Ein weiteres Buch des Autors:
"Tycho Brahes Weg zu Gott"
Mit einem Vorwort von Stefan Zweig.
Die moderne Naturwissenschaft beginnt nicht nur im Florenz Galileis,
sondern auch im Prag Rudolfs
II. Der katholische Kaiser zog den dänischen Astronomen Tycho
Brahe und den deutschen Johannes
Kepler an seinen Hof: Zwei Protestanten, zwei Vertriebene, die in
Prag Zuflucht fanden. Es war eine glückhafte Begegnung, die kaum ein
Jahr dauerte und mit Brahes rätselhaftem Tod endete. Die genauen
Beobachtungen und Berechnungen Brahes bildeten die Grundlage für Keplers
Werk über die Planetenbahnen, das bis heute unser Weltbild bestimmt.
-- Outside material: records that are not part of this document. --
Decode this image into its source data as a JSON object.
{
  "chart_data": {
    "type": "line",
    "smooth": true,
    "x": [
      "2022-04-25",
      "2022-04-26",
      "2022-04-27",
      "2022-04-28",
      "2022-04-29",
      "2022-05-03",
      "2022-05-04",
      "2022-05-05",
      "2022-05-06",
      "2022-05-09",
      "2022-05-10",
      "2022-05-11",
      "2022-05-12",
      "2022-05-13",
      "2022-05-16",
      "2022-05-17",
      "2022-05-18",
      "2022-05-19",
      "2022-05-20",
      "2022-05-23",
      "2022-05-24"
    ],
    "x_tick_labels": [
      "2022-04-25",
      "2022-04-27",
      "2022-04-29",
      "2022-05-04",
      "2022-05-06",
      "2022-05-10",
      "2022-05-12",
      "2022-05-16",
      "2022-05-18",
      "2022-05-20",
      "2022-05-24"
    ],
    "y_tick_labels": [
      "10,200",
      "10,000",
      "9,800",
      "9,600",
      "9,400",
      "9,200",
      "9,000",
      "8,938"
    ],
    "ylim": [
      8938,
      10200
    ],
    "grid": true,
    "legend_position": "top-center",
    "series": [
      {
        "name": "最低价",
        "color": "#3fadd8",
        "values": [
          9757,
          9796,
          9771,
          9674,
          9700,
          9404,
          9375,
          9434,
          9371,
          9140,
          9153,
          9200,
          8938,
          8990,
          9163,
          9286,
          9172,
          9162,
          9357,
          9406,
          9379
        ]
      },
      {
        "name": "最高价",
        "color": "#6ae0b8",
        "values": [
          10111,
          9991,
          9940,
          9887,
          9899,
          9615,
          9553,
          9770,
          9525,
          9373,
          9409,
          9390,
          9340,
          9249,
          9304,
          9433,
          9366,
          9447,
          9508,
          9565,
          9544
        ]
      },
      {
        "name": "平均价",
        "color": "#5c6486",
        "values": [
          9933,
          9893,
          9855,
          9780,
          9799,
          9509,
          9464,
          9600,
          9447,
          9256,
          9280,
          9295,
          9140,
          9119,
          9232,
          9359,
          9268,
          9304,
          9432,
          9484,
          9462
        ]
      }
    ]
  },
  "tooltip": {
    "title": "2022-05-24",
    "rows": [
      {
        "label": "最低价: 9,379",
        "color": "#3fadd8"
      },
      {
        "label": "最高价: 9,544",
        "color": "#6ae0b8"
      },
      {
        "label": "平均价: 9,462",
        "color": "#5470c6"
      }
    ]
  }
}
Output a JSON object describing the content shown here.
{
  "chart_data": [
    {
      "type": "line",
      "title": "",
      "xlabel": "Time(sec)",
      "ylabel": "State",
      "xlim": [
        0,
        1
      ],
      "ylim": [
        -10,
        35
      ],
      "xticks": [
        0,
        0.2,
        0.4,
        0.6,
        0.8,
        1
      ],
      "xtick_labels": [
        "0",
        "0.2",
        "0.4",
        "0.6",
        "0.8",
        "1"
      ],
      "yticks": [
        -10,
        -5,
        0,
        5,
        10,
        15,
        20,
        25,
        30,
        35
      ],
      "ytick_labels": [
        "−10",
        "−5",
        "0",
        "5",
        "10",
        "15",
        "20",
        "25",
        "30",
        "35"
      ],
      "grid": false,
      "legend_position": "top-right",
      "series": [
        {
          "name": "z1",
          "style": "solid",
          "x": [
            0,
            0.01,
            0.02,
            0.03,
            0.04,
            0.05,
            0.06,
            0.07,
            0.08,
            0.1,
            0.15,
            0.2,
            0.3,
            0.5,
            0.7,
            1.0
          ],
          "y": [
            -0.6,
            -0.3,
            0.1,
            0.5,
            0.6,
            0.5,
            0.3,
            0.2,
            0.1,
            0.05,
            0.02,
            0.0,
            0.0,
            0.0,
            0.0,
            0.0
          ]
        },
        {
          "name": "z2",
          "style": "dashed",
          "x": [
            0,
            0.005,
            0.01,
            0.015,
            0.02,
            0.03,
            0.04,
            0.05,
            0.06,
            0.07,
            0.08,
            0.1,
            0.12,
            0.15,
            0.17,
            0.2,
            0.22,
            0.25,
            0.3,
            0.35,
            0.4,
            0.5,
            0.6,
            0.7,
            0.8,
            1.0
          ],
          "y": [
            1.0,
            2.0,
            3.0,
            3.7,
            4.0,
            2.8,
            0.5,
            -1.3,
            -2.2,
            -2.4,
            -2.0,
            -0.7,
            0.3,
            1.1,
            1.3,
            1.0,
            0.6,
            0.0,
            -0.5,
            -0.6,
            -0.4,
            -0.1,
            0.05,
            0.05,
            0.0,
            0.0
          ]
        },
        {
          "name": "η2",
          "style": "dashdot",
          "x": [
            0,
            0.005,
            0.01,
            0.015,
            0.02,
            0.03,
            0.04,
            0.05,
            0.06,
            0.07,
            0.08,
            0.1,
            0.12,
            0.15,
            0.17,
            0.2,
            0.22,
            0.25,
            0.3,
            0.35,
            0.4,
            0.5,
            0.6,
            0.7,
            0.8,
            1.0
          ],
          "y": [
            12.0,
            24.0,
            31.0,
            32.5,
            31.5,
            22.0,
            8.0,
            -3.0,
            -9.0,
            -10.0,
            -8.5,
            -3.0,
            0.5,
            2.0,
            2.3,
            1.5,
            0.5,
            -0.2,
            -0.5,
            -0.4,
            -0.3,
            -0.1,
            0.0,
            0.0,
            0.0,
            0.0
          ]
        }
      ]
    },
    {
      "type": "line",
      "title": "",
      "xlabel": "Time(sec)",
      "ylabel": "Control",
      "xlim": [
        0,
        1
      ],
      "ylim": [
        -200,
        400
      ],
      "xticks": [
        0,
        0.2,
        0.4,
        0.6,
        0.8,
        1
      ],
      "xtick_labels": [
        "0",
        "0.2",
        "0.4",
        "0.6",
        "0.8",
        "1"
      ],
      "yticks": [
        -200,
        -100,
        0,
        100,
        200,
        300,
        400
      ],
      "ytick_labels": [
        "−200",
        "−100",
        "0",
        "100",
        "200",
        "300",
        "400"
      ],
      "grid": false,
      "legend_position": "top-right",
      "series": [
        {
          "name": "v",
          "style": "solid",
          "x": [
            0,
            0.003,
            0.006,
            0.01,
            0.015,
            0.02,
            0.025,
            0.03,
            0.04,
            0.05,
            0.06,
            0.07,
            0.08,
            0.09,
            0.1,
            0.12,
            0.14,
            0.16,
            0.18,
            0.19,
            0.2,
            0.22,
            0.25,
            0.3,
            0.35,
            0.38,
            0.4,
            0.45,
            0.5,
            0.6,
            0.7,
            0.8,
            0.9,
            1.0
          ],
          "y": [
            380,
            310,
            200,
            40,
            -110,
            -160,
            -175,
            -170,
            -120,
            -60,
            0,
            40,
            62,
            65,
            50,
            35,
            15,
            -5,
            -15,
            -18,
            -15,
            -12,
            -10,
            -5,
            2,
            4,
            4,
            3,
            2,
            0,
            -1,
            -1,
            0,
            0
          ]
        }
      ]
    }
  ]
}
Max Brod bietet in seinem ersten und bekanntesten historischen Roman von
1915, den er seinem Freund Franz Kafka widmete, ein großartiges Panorama
der Zeit um 1600 und eine intensive Darstellung der beiden
unterschiedlichen Charaktere. Vorbild für die Figur des Johannes Kepler
war Albert
Einstein, den Max Brod kennenlernte, als er an der Prager
Universität lehrte. (Wallstein) zur
Rezension ...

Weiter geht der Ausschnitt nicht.